Do we really need San Antonio?
Despite an aesthetic best described as “Paris circa World War II but with more crumbling buildings”; a stretch of waist-deep garbage water running through the town like a dysenteric artery, dotted with chain restaurants and tacky tchotchke shops; and a tourism economy built on an old adobe shed that takes 10 minutes to stroll through, S.A. is one of Texas’ most important cities and a hub of state history.
So why are some San Antonians trying to pick a fight with the great city of Austin?
On Wednesday, MySA published “10 reasons to hate Austin beyond their breakfast-taco arrogance.” To be honest, our feelings are hurt. Wounded, even. Austin doesn’t have any particular quarrel with the Alamo City, aside from their Meek-Mill-esque desire to start a beef with our state’s capital city.
MySA’s hopefully tongue-in-cheek smear campaign stemmed from, of all things, a now-infamous Eater Austin article positioning the Violet Crown as the cradle of breakfast taco civilization: “But, did you hear or see anyone from Austin publicly disavow the piece or its clearly wrong assertion that Austin, eager to declare itself the capital of anything, is the breakfast taco destination?”
Well, there are enough tacos to go around, friends. No need to tear each other down.
In the name of Lone Star brotherhood, let us bury the proverbial tortilla-wrapped hatchet. San Antonio, you’re welcome to come take in all the wonders of our city anytime you want. (If you don’t mind a little traffic.) Instead of further sowing hatred, here are 10 reasons to love Austin:
• The outdoors. Austin is one of the most beautiful places in Texas, home to Barton Springs Pool, Lady Bird Lake, bike paths galore, Zilker Park, the Barton Creek Greenbelt, Mount Bonnell and a whole mess of bike paths and running trails.

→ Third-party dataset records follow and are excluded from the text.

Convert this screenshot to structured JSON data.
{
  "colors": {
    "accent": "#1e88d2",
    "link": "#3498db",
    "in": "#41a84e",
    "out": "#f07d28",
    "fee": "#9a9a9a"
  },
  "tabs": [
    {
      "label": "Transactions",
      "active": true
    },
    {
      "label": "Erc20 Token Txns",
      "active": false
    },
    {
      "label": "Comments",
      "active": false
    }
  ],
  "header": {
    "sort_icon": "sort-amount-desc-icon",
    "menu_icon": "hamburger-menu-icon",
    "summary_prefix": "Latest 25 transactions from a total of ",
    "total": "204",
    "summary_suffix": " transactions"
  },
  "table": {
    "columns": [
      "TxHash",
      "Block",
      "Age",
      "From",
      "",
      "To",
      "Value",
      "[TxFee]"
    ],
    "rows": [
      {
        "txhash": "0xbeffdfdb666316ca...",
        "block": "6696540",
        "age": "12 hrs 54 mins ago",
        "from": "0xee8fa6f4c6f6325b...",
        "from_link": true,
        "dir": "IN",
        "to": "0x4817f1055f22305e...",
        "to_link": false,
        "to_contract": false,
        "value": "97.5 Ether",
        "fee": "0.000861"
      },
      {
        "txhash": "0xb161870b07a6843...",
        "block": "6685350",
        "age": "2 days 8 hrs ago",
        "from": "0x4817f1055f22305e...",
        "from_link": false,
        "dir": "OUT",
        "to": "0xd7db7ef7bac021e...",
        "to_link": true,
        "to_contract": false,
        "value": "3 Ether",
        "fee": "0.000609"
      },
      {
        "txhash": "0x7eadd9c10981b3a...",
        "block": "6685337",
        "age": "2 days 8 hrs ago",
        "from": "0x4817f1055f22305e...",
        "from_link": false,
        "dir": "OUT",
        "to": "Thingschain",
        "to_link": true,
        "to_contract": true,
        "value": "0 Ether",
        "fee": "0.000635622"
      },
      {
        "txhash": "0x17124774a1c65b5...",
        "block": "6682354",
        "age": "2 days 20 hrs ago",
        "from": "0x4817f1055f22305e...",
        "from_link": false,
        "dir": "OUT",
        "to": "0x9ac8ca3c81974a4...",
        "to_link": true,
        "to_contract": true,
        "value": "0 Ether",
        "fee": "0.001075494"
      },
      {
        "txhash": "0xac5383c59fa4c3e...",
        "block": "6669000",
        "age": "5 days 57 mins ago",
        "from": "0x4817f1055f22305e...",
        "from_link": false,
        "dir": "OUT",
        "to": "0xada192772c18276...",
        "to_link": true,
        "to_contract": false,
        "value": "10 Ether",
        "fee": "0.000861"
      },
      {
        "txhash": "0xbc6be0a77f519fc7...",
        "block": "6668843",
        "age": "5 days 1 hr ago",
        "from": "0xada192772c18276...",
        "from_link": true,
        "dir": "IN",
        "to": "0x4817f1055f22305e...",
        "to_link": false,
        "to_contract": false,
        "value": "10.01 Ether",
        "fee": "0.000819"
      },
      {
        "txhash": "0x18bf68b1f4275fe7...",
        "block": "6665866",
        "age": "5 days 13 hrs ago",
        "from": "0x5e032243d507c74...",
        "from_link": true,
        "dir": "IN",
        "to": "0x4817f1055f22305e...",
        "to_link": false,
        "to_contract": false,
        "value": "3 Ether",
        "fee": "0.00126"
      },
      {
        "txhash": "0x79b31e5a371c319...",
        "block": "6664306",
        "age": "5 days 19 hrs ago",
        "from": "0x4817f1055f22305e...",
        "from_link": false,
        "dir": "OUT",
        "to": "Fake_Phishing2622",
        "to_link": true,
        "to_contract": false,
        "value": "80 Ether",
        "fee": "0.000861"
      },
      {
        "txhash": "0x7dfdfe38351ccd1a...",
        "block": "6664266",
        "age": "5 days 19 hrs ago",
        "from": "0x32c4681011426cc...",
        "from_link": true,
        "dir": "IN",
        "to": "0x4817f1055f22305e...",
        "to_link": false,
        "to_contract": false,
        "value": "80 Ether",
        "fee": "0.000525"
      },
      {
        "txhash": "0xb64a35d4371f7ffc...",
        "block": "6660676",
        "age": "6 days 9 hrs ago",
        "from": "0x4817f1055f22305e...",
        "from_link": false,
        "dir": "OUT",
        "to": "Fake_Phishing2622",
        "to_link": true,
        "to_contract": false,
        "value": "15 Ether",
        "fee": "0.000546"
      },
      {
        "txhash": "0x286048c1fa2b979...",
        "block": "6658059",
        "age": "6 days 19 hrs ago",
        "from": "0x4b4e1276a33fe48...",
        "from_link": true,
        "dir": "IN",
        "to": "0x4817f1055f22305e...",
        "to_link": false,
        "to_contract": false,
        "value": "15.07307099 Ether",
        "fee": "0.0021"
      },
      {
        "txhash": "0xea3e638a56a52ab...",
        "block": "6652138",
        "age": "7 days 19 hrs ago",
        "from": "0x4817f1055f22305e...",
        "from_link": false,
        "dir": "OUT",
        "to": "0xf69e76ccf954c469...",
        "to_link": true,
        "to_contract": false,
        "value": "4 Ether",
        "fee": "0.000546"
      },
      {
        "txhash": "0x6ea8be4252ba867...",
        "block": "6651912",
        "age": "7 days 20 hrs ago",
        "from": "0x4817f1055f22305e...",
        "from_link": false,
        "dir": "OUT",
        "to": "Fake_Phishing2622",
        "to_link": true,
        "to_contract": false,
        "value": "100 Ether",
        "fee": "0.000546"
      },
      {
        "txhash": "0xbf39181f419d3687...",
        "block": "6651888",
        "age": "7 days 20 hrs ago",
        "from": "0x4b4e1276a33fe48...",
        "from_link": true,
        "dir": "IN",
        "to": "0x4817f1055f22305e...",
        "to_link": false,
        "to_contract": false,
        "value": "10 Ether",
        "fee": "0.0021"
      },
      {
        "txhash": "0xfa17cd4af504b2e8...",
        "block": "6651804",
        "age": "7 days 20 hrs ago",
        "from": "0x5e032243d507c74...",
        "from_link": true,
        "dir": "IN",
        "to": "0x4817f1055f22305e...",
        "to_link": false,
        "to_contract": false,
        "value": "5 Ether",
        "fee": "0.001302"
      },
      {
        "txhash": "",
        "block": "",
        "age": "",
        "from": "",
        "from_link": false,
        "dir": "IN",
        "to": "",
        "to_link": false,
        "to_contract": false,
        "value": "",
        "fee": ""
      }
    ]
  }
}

• The weirdness. Listen, we’ll admit it. Maybe Austin is a little less wacky since the days of the cosmic cowboys. But we’ve got horses trotting down Congress Avenue, a whole 5K dedicated to strangeness, Ginny’s Little Longhorn Saloon, Peter Pan Mini Golf, Esther’s Follies, flying ice cream, massive lines to buy smoked meat … c’mon.
• The bats. Austin is home to the largest urban bat colony in the United States. Terrifying! But cool! Remember what we said about the weirdness?
• The food. Why even try to cook at home? Chew on a slice of cheese pizza at Home Slice, slurp up a bowl of pork belly broth at Ramen Tatsu-Ya, or eat up at Uchi, Taco-Mex, Maudie’s, Hopdoddy, 24 Diner … we could go on. And on. And on.
• The University of Texas. Hook ’em.
• The music. Even if the music industry is going through tough times, there’s still a show every night of the week at the Continental Club, or Broken Spoke, or Mohawk, or Cheer Up Charlie’s, or ACL Live at the Moody Theater, or Hotel Vegas, or any other club in town. Speaking of “Austin City Limits,” there’s also that little TV show you might have heard of, as well as the Austin City Limits Music Festival, South By Southwest, Fun Fun Fun Fest, etc.
• The people. There’s a reason others keep moving here, after all. Welcome home.
• The movies. Not only is Austin home to famous film industry, movie greats like Matthew McConaughey, Richard Linklater and Robert Rodriguez call it home. For those of us who want to see films and not be in them, there’s always Alamo Drafthouse.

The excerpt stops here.